Granted, this model didn't work as well for his linear algebra class. Since many of those problems involve long slogs through tedious and error-prone matrix operations before/while you were really dealing with the concept or technique being introduced, he couldn't as easily demo entire solutions during the question/review periods. I suppose that difficulty would apply to several other higher-math topics, as well, but even so, later in my education I often found myself wishing this or that professor would follow the pattern of my humble calculus teacher.


Many teachers/professors I had in my youth asked the class to read the material before lecture so the lecture could be a summary and then most of the time spent asking questions/discussing the topic. Few students actually did so.


Just give them a weekly quiz based on the content and grade that.

My math teacher in high school gave us a 15 minute test every week and would just randomly pick 4 students who must hand it in of which one presents their solution giving the teacher time to grade the tests. Doing something every week makes it less stressful.


It's not a matter of asking, it's mandatory. Reading is your homework, and if you don't read the night before you won't be able to do your problems and get help of you need it the day of.

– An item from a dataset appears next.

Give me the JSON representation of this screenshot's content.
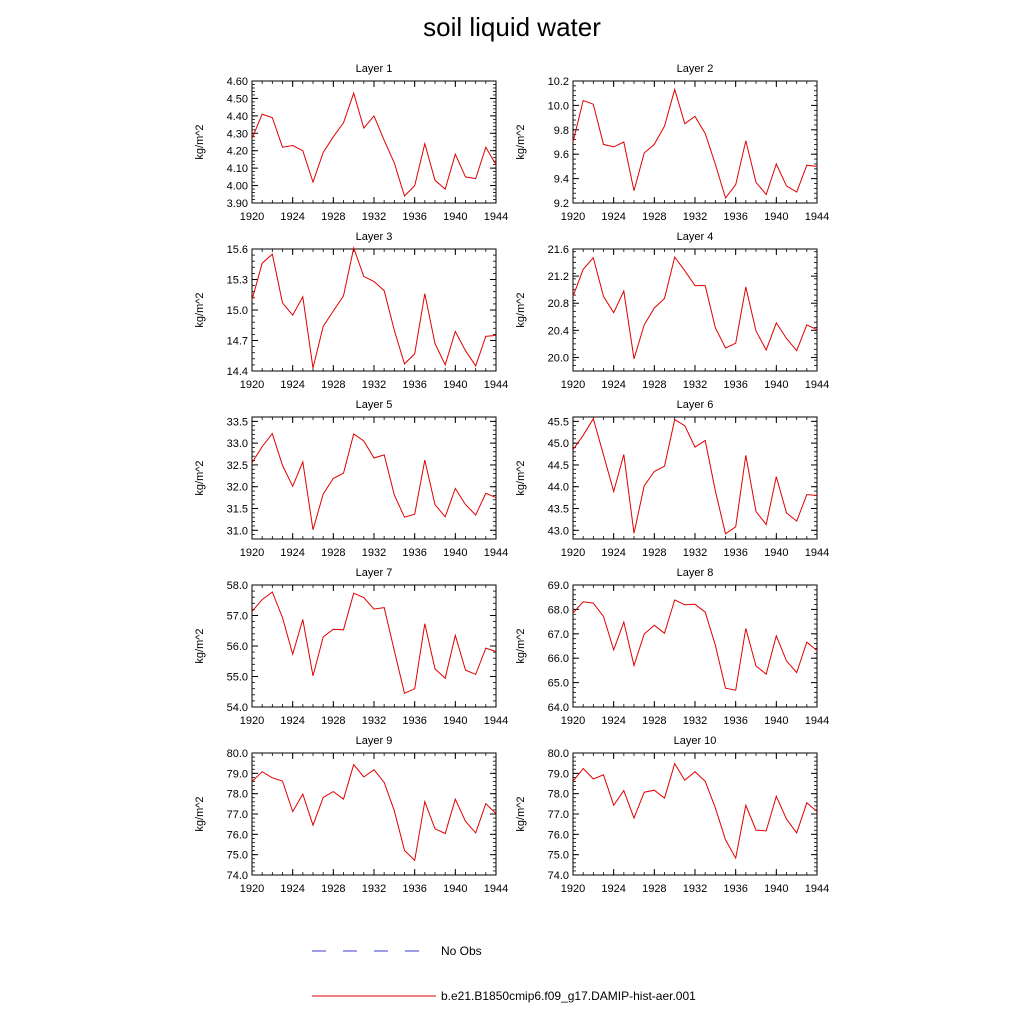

But it's far simpler to check if students did 20 math problems then if they read a section of their textbook


There’s no need to check.


I suppose it's a question of pedagogy to determine how (and how much) teachers should encourage students to present behaviors that make them more likely to learn. My experience (and many others) is that inverting the classroom ends up with the majority of the students not doing the assigned reading/listening/watching.

Most students do their math homework begrudgingly because they get in trouble otherwise; this does not mean that doing the assigned problems does not help them learn...


people should be reading the chapters for the lecture ahead of time as their homework, and doing the practice problems in class instead of a lecture

While it's been decades since I went to college, I'm surprised this is no longer how it's done. That was pretty much the routine when I was in school.

At the end of the class, the professor would say, "Next week, we'll be doing X, Y, and Z. It's chapters A, B, and C in the book." You'd prepare for it over the weekend. The following week, we'd have a mixture of lecture, discussion, and quizzes.

Is it the other way around now? Lecture first, then the books and papers?


> so the teacher can actually help students work through problems (rather than parents who don't know the material).

This seems to be the continual heart of opposition to restructuring math curricula. Whether it's my parents generation recalling how their parents couldn't make heads or tails of new math or parents slightly older than me struggling to comprehend the Common Core math they're supposed to guide their children through, the essence of the complaint is the same: "how can I teach my child what I was never taught myself?"